Non seulement, comme je l’ai dit, il faut se procurer des sujets pour la greffe des arbres de plein vent, mais encore il est nécessaire de se pourvoir de ceux qui fournissent des arbres nains de toutes les espèces : ces derniers sont entièrement le produit de l’art ; aussi ne durent ils pas autant que ceux greffés sur franc, et encore moins que ceux greffés sur sauvageons.

Un pépiniériste, on ignore à quelle époque, mais elle n’est pas très-reculée, a remarqué qu’une variété du pommier franc, qu’on a appelée doucin, plus foible que les autres, étoit, à raison de cette foiblesse même, plus propre à servir de sujet pour greffer les bonnes espèces de pommiers qu’on destinoit à former des demi-tiges, tels qu’espaliers, pyramides, etc. ; et cette variété est devenue un arbre de la première importance pour lui et ses successeurs dans son art.
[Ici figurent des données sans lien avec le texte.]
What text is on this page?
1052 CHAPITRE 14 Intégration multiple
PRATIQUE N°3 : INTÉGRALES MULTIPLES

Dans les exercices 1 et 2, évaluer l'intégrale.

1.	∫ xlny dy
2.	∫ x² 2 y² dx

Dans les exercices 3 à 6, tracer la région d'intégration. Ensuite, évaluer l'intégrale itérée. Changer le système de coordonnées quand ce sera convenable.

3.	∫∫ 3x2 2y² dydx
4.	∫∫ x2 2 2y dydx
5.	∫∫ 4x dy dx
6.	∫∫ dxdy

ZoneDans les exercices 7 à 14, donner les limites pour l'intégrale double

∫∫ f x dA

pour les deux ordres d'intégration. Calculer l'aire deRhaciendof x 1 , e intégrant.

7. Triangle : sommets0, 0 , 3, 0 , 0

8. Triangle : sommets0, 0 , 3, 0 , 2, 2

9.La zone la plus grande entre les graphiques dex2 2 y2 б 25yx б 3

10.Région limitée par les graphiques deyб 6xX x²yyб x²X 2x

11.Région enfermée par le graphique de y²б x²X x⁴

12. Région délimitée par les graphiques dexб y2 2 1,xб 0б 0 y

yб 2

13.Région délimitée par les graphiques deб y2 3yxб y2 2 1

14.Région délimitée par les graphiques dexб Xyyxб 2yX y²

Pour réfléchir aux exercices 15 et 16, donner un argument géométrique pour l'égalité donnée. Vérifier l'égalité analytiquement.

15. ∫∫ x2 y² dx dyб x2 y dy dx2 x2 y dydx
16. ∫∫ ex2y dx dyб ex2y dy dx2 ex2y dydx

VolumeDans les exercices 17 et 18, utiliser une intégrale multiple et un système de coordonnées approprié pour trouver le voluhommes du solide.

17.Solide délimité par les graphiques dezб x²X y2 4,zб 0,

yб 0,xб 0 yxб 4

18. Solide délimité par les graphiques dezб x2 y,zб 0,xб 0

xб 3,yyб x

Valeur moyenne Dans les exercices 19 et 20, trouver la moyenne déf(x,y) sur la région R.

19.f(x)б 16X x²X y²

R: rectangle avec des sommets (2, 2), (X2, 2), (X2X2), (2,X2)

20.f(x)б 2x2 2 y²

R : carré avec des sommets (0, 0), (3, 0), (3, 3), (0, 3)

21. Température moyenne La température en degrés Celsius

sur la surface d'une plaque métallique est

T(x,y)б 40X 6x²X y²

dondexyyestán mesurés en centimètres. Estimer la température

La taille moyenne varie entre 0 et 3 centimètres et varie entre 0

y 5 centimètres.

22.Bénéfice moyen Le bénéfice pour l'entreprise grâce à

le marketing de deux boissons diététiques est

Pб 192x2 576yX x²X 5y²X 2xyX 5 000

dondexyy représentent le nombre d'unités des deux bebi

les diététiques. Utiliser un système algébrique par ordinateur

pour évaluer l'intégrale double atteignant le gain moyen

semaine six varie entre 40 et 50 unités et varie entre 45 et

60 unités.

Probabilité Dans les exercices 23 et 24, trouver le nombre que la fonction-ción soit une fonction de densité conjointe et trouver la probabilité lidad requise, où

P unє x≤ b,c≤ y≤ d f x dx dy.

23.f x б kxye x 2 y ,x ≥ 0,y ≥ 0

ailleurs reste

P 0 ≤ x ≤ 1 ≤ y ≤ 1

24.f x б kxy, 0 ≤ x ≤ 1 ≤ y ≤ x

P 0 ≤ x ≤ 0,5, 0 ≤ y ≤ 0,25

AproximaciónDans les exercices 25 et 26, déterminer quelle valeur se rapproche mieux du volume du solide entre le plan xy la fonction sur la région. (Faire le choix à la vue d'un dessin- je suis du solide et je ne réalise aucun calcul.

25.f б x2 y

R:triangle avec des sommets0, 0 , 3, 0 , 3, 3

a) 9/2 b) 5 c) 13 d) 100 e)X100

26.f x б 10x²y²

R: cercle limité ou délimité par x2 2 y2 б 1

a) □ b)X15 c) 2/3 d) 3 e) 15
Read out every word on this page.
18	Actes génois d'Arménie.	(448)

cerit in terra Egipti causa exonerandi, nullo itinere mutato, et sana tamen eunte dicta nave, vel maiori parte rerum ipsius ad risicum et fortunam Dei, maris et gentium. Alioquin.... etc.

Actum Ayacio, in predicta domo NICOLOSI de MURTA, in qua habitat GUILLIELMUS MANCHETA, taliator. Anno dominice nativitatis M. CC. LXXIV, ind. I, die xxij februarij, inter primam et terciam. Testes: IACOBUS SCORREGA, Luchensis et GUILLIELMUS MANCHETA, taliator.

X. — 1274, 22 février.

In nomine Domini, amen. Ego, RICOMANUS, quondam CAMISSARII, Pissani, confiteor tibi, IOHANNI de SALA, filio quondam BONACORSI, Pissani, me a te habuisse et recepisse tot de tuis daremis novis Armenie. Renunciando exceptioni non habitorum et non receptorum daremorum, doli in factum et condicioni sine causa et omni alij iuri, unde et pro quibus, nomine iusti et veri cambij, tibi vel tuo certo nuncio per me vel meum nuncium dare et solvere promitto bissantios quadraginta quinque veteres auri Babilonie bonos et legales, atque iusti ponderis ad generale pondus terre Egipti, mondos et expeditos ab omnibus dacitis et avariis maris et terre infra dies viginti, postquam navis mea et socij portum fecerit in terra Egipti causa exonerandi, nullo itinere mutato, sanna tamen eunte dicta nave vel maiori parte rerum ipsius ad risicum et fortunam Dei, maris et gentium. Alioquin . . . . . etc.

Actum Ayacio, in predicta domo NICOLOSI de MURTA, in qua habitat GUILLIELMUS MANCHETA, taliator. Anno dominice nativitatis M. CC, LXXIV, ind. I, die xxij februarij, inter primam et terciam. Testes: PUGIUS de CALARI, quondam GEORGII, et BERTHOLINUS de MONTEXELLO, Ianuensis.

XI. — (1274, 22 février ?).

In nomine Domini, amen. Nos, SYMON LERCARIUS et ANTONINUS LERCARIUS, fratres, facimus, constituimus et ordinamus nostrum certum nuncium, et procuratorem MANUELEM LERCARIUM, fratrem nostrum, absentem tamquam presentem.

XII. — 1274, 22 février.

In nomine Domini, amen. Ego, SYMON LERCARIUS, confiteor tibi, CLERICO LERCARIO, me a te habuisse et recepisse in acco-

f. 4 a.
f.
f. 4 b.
Un autre cultivateur a trouvé, dans une plantation de ce doucin, un pied encore plus foible qu’on a nommé paradis ; et il l’a multiplié pour former, avec ses rejetons, après les avoir greffés, les meilleures espèces d’arbres nains, tels que quenouilles, espaliers à basses tiges, et autres.

Ainsi l’homme, en dégradant la nature, a su l’améliorer pour son avantage ; car il n’est personne qui ne sache que les pommes en espalier, ou en quenouilles, sont généralement plus belles, et meilleures que celles en plein vent : mais aussi les arbres qui les produisent vieillissent-ils bien plus tôt que les autres ; et une greffe sur paradis, par exemple, approche-t-elle de la décrépitude, quand la même sur sauvageon commence à entrer en plein rapport. Mais ce n’est pas d’idées philosophiques dont je dois occuper le lecteur, et je reviens en conséquence à mon objet.

Comme il est important de conserver l’état d’altération effective dans lequel se trouve le doucin, et encore plus le paradis, on a dû éviter de les multiplier par semences ; ce qui auroit exposé à les ramener à leur état primitif ; en conséquence, on les a toujours perpétués par le moyen des boutures, des marcottes, et des rejetons. On doit donc avoir, dans toutes les pépinières bien montées, un nombre de pieds proportionné à leur étendue, de ces deux variétés, destinés à les fournir des sujets dont elles ont besoin pour les natures d’arbres énoncées plus haut, et pour celles qui leur sont analogues.

On redoute, en général, de faire des boutures de ces deux espèces, parce qu’elles manquent souvent, et l’on préfère, en conséquence, les marcottes et les rejetons.

On peut avoir très-sûrement les premières, ou en couvrant de terre la base des jeunes pousses qui ont crû autour d’un vieux pied, coupé ras de terre, ou en les couchant dans des fosses disposées à cet effet, ainsi qu’on le dira à l’article des Pépinières d’arbres d’agrément, où l’on pratique plus fréquemment cette opération, que dans celles dont je m’occupe en ce moment.